COVALENT BINDING OF POLYCYCLIC AROMATIC HYDROCARBON COMPONENTS OF MANUFACTURED-GAS PLANT RESIDUE TO MOUSE LUNG AND FORESTOMACH DNA

The present study characterized the DNA adducts induced by manufactured gas plant residue (MGP) and benzo[a]pyrene (B[a]P) in mouse lung and forestomach. The dose levels used in the present study were comparable to the levels used in a previous animal bioassay. Adduct formation was evaluated in female A/J mice (7 weeks old) fed MGP (0.25%) or B[a]P (16 and 98 ppm) for 14 days. In addition, adduct formation was also evaluated in mice 24 h after the ip administration of 1.8 mg of B[a]P in 0.5 mL of tricaprylin. P-32-Postlabeling combined with multidimensional TLC and reverse phase HPLC was used to evaluate hydrocarbon-DNA adducts. HPLC separation of chemical-DNA adducts formed in lung following MGP ingestion resulted in three distinct peaks of radioactivity eluting at 22, 32.4, and 33.5 min.

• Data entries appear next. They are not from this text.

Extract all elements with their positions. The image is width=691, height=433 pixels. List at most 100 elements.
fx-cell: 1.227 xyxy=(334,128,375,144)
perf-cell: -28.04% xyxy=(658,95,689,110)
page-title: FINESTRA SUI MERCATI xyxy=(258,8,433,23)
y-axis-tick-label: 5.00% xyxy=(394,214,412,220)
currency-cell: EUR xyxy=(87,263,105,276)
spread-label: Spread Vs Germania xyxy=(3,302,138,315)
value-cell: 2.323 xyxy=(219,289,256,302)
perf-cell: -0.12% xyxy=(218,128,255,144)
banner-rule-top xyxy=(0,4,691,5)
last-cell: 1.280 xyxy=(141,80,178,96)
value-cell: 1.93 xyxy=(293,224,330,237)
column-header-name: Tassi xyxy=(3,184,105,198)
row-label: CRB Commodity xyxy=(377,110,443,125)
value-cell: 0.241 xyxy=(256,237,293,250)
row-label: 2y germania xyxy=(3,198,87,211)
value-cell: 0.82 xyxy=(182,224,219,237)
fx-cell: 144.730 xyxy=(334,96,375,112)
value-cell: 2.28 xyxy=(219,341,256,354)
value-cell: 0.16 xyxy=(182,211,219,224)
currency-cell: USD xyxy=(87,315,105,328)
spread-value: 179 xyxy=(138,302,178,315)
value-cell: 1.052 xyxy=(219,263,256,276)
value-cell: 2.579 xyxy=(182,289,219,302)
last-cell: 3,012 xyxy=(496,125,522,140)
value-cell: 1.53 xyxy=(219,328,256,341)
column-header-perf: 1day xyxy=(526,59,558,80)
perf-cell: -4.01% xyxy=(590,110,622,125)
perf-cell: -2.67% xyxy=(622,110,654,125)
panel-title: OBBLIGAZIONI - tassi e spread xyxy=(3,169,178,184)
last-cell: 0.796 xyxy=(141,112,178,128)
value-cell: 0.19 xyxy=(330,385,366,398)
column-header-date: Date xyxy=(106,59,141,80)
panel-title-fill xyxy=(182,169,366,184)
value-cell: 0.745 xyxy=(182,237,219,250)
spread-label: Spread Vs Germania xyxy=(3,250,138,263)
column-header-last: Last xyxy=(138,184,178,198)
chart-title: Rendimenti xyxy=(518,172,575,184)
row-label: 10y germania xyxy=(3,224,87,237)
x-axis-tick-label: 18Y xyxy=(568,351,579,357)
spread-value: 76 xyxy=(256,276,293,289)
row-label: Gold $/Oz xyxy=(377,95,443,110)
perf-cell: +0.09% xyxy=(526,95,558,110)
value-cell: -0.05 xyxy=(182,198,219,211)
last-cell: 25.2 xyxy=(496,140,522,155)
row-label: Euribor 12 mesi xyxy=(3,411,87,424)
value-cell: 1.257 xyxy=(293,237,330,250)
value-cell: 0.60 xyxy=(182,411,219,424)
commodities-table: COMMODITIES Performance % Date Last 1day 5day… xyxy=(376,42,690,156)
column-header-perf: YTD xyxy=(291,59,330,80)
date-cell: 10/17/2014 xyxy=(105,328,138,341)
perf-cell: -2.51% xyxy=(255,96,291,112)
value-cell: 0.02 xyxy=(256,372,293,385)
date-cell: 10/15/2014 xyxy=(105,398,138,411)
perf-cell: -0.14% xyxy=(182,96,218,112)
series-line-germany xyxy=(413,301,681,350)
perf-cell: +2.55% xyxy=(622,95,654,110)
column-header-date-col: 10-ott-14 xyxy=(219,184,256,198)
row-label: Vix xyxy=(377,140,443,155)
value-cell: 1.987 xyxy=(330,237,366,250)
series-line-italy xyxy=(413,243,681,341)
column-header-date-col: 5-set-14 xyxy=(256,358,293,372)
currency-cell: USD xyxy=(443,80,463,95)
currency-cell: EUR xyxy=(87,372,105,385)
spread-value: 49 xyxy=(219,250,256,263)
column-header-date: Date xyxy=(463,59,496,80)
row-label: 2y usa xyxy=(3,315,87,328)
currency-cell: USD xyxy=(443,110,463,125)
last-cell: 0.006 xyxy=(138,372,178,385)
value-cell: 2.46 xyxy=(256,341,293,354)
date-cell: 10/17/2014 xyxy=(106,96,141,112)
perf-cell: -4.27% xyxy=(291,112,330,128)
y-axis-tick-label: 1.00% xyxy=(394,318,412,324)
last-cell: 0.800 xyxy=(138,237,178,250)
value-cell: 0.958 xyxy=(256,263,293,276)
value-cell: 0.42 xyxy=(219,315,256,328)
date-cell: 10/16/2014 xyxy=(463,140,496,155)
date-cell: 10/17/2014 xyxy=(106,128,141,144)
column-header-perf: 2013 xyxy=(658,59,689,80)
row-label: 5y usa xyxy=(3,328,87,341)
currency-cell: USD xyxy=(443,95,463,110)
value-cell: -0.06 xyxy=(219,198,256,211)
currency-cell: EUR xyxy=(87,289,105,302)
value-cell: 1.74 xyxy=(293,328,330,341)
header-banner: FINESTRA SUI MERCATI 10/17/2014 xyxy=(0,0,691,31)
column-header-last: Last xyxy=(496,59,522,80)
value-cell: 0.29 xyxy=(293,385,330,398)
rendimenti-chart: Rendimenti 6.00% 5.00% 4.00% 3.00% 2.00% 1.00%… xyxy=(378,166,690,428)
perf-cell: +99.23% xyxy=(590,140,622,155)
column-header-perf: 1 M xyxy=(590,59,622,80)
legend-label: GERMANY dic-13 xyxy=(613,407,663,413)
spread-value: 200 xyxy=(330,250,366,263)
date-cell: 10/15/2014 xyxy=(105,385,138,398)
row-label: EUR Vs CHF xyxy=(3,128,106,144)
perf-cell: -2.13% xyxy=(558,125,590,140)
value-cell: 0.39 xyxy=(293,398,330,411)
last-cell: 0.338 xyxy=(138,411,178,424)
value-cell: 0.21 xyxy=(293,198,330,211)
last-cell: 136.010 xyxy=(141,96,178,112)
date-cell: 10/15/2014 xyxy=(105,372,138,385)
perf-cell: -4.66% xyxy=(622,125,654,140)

These peaks accounted for 13, 10, and 41% of the total adducts detected. The adducts isolated from forestomach eluted as a series of minor peaks with two more distinct peaks of radioactivity at 32.4 and 33.5 min. These peaks accounted for 47 and 32% of the total adducts detected in forestomach, respectively. Ingestion of B[a]P (16 or 98 ppm) and the ip administration of B[a]P resulted in a single major adduct with a retention time of 32.4 min. The DNA adducts formed from MGP administration were further characterized by comparison with adducts formed following the administration of individual hydrocarbons and a mixture of hydrocarbons. Comparison of adduct retention times formed by MGP and pure hydrocarbons indicates that two of the three adducts formed in lung (22 and 32.4 min peaks) are derived from benzo[b]fluoranthene and B[a]P, respectively. However, the major adduct in lung could not be attributed to any of the PAH identified as constituents of MGP. In contrast, B[a]P is responsible for the major adduct formed in forestomach. These results indicate that several PAHs may play a role in the mechanism by which MGP induces tumors in mouse lung.